The need for oxygen therapy, death rate, side effects, the amount of hospitalization in the intensive care unit for 28 days and, if necessary, the number of days of hospitalization in the intensive care unit in two investigated groups.

For randomization, we will use the method of Balanced Block Randomization (block size: 4). For this purpose, we prepare four sheets of paper. On the two sheets, we write the I meaning "Intervention" and on the other two sheets we write the P meaning "Placebo". Mix the sheets together and place them in the desk drawer. When referring to any of the eligible patients, one of the sheets was randomly taken out, and based on this sheet, I or P was assigned to one of the two groups of intervention (melatonin recipient) or comparison (placebo recipient). They will be. Extracted tabs will not be returned to the drawer until all four tabs have been extracted. After randomly pulling out all four sheets, all the sheets are returned to the drawer and the above procedure will be continued for the next four patients until the desired sample size (60 patients) is reached.
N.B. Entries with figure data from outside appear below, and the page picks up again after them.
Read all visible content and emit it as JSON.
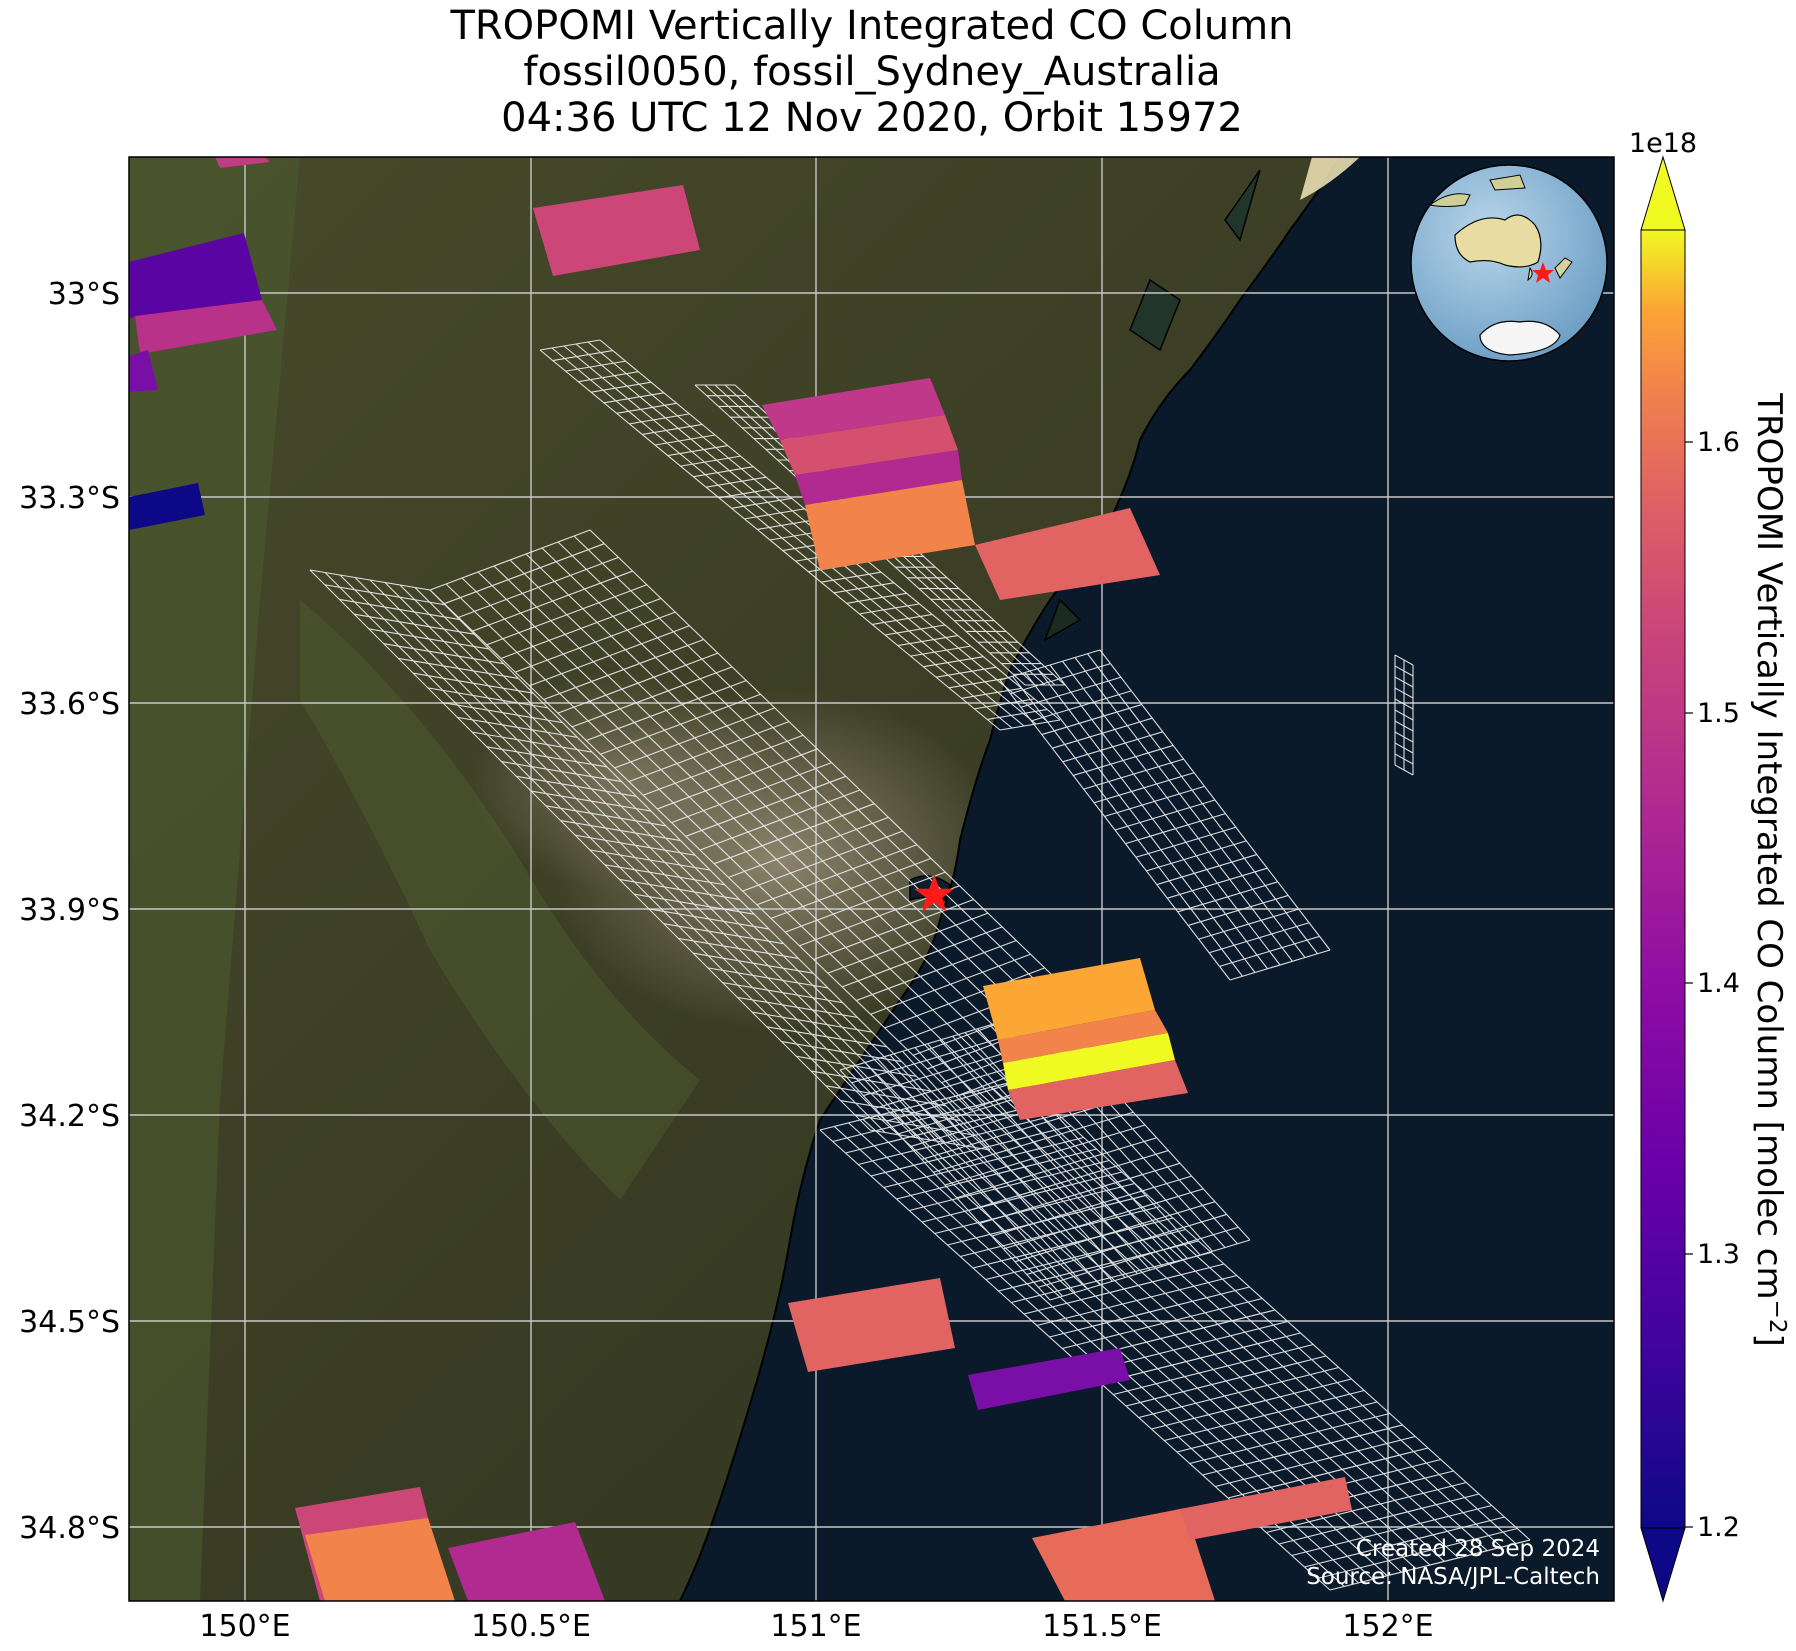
{
  "title": {
    "line1": "TROPOMI Vertically Integrated CO Column",
    "line2": "fossil0050, fossil_Sydney_Australia",
    "line3": "04:36 UTC 12 Nov 2020, Orbit 15972"
  },
  "map": {
    "lon_ticks": [
      "150°E",
      "150.5°E",
      "151°E",
      "151.5°E",
      "152°E"
    ],
    "lat_ticks": [
      "33°S",
      "33.3°S",
      "33.6°S",
      "33.9°S",
      "34.2°S",
      "34.5°S",
      "34.8°S"
    ],
    "lon_range": [
      149.8,
      152.4
    ],
    "lat_range": [
      -34.9,
      -32.8
    ],
    "grid": true,
    "target_marker": "red-star",
    "target_location": {
      "lon": 151.21,
      "lat": -33.87
    },
    "inset": "orthographic-globe-australia"
  },
  "colorbar": {
    "label": "TROPOMI Vertically Integrated CO Column [molec cm",
    "label_exp": "−2",
    "label_end": "]",
    "multiplier": "1e18",
    "ticks": [
      "1.2",
      "1.3",
      "1.4",
      "1.5",
      "1.6"
    ],
    "colormap": "plasma",
    "range": [
      1.18,
      1.68
    ],
    "extend": "both"
  },
  "credits": {
    "created": "Created 28 Sep 2024",
    "source": "Source: NASA/JPL-Caltech"
  },
  "colors": {
    "ocean": "#0b1a2a",
    "land": "#3a3a22",
    "grid": "#c8c8c8",
    "marker": "#ff1a1a"
  }
}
Both the intervention and control groups will receive drugs with the same appearance, the intervention group will receive melatonin in addition to the standard drugs, and the control group will receive standard drugs and placcebo. The drugs for each group are specified with a special code and the patient and the treating physician will be unaware of the type of drug used by the patients. Therefore, the study will be conducted in a double-blind manner.